Nextel's partner Flarion is still unable to publicly confirm the deal, despite Nextel waxing lyrical about its Flash-OFDM technology on the Website. “Officially, Flarion can’t make any comment,” says senior director of marketing and strategy, Ronny Haraldsvik. However, Viking Ronny is keen to point out that “Flash-OFDM is a proprietary technology to Flarion,” just to dispel any last doubts over the choice of vendor.

Analysts believe Nextel’s decision to trial Flarion’s technology is a direct response to Verizon Wireless’s aggressive intentions to deploy CDMA 2000 1x EV-DO technology beyond its trial geographic markets (see Verizon Repeats on 3G).

“In our view, the Verizon Wireless 1xEV-DO announcement forces the hand of the other operators,” note analysts in a Deutsche Bank AG report. “For this reason, we believe that Nextel will get more aggressive on Flash-OFDM than it had originally planned and that the other operators reconsider their options... we expect the company to move forward in additional markets later this year.”

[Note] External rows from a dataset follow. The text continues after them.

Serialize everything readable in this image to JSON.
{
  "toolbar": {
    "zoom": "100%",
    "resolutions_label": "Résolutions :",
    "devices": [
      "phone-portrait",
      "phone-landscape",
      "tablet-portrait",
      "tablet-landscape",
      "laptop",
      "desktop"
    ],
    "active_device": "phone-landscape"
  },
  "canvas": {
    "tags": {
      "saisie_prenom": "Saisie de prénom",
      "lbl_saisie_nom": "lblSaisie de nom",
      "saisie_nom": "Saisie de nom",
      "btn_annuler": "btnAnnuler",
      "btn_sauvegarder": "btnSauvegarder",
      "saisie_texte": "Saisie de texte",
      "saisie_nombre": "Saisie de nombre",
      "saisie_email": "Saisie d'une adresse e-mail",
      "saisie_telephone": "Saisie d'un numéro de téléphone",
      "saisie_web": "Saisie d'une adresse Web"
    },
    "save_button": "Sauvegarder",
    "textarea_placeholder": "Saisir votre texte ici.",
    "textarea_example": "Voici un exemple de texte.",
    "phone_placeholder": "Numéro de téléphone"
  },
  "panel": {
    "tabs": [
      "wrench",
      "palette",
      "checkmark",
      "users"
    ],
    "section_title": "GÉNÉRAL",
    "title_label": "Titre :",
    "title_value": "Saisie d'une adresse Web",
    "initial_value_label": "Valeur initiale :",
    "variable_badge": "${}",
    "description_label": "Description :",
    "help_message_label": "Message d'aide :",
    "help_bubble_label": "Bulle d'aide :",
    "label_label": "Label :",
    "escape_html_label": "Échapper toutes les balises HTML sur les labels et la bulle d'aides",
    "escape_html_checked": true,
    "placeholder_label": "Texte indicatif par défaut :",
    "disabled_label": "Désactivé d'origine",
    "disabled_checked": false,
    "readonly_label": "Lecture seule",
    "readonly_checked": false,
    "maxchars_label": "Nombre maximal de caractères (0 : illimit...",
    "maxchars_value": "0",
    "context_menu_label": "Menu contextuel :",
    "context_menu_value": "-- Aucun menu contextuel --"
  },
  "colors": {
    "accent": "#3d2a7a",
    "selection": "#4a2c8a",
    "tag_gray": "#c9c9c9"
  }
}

ABI Research meanwhile is working up a lather over the potential of the technology. In a statement today the research firm modestly hails the project as “the dawn of a new wireless era,” [ed. note: steady on, chaps] claiming that rival 3G technologies “could represent about 20 percent of overall spending before the end of the decade.”

Such statements are in line with the results of a recent Unstrung poll, citing alternative 3G kit as the technology most likely to give the industry’s venture capitalists a winner in 2004 (see BWA Takes the Honors).